BRUXELLES - "Non è accettabile prendere i soldi da Bruxelles come compensazione" sul grano "e allo stesso tempo chiudere le frontiere con l'Ucraina, in alcuni casi anche per prodotti che potevano essere trasportati legalmente prima della guerra". Lo ha detto il ministro tedesco dell'Agricoltura, Cem Oezdemir, in merito alla richiesta di Polonia, Ungheria, Romania, Bulgaria e Slovacchia di prolungare il divieto di importazione di quattro prodotti cerealicoli dall'Ucraina oltre il 15 settembre.
Oezdemir ha rivolto un appello alla Commissione Ue affinché insista sul "rispetto dei trattati europei": "Non si tratta - ha detto - di uno schema di realizzazione dei desideri in cui si sceglie ciò che si vuole, si prendono i soldi da Bruxelles, ma allo stesso tempo si chiudono le frontiere. Non è possibile. Dovremmo evitare di fare qualsiasi cosa che rafforzi Putin o indebolisca l'Ucraina. Siamo felici di aiutare, ci sono soluzioni possibili. Ma non è possibile che la solidarietà con l'Ucraina sia compromessa a causa di una campagna elettorale interna".
Circa la richiesta dei Paesi frontalieri con l'Ucraina di limitare l'import di cereali e altre derrate in Ue, "non si può fare in modo unilaterale - ha detto il ministro francese dell'agricoltura Marc Fesneau - abbiamo concesso a questi Paesi fondi straordinari per far fronte alla situazione, per la sola Polonia parliamo di circa 3 miliardi di euro, quasi un anno di fondi Pac, non sono spiccioli, esprimiamo solidarietà ma le soluzioni non si trovano ognuno per sé, le domande" di questi Paesi "sono legittime ma bisogna lavorare collettivamente in una prospettiva più a medio termine".
"Oggi dobbiamo ascoltare gli Stati" che chiedono l'estensione a dicembre delle restrizioni all'import di cereali e altre derrate alimentari dall'Ucraina, "ma la premessa per decidere è la trasparenza sui dati, come quelli degli stoccaggi" ha detto il ministro spagnolo dell'agricoltura Luis Planas all'arrivo alla riunione del Consiglio Ue su agricoltura e pesca, che presiederà per la prima volta in via formale.
"Dobbiamo sostenere l'export di cereali dell'Ucraina come parte della lotta per la libertà" di Kiev, ha detto Planas, "ma alcuni Stati dicono di subirne l'impatto, per questo oggi dobbiamo ascoltarli e ascoltare la Commissione, per capire qual è la situazione effettiva, avere i dati". Per questo "la premessa deve essere la trasparenza".
A quanto si apprende, circa un terzo dei Paesi Ue non invia alcun dato sulle scorte e questo sta ostacolando una decisione sull'estensione delle restrizioni dal 15 settembre fino a fine anno, come chiesto da Polonia, Bulgaria, Ungheria, Romania e Slovacchia.
"In Polonia si registra una situazione difficile sui mercati dei cereali, dei frutti di bosco e del latte.
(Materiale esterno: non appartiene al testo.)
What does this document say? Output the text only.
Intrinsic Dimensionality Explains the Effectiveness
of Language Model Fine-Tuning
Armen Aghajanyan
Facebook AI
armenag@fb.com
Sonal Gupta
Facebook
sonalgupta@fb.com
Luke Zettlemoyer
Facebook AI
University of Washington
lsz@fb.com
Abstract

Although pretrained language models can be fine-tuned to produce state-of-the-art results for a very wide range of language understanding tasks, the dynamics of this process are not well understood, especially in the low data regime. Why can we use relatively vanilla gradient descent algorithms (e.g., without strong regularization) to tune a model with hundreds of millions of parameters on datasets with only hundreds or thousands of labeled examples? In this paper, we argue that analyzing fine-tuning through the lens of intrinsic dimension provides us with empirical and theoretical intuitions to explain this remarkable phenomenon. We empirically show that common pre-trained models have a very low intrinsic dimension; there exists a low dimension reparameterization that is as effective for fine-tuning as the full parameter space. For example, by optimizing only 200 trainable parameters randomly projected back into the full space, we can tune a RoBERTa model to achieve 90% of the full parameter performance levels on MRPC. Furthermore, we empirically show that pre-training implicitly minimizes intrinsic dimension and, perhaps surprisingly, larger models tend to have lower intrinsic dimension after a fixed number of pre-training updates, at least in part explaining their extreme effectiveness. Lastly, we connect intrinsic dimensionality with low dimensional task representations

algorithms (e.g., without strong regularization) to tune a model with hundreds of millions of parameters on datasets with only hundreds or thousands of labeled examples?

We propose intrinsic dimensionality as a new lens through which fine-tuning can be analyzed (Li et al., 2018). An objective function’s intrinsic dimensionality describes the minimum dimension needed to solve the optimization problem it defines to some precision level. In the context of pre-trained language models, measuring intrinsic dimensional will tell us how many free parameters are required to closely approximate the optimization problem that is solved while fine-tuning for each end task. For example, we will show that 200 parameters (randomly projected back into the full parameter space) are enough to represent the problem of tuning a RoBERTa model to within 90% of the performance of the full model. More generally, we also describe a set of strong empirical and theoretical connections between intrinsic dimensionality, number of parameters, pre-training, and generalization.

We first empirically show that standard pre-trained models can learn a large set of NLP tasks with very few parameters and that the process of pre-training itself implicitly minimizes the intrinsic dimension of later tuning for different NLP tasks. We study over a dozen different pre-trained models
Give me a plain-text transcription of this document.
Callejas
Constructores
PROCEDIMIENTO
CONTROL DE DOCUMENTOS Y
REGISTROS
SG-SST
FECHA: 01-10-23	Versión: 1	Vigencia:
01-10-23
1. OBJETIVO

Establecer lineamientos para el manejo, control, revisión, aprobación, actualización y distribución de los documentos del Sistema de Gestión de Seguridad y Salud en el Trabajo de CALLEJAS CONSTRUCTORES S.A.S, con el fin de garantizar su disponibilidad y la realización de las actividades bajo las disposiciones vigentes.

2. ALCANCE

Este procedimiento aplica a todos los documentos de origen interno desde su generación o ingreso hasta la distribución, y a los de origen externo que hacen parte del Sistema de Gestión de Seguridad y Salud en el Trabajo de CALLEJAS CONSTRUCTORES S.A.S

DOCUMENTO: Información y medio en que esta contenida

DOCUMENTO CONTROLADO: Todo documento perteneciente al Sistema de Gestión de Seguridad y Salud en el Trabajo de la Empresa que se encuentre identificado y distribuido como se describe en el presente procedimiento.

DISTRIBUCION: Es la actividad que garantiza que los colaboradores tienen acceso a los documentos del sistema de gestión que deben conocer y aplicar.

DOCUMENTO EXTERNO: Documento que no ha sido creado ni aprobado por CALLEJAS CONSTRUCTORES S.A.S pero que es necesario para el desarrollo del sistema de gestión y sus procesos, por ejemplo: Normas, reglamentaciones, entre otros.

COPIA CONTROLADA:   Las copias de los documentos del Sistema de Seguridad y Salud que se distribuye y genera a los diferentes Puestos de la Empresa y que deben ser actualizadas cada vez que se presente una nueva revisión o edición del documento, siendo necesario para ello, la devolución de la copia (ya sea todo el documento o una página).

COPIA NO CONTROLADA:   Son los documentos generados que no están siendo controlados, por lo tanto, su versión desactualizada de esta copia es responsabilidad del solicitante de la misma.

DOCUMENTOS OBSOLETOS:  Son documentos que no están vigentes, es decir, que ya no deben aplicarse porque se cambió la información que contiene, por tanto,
I prezzi sul mercato dei cereali sono ancora in calo e la situazione è ulteriormente complicata dall'incertezza sul proseguimento del funzionamento del corridoio del grano nel Mar Nero" ha spiegato il ministro polacco dell'Agricoltura, Robert Telus, a Bruxelles, ribadendo ai suoi omologhi Ue la richiesta dei cinque Stati frontalieri di prolungare il divieto di importazione di quattro prodotti cerealicoli (grano, mais, colza e semi di girasole) dall'Ucraina fino alla fine dell'anno.
"Le nostre azioni per difendere gli interessi degli agricoltori nei Paesi dell'Ue non sono dirette contro nessuno, sono un appello alla Commissione europea alla riflessione e alle decisioni necessarie", ha spiegato Telus, aggiungendo che per Varsavia è "molto importante il corretto funzionamento dei corridoi di solidarietà". "Siamo un grande produttore di cereali autosufficiente e l'afflusso di volumi aggiuntivi sta destabilizzando il mercato", ha concluso.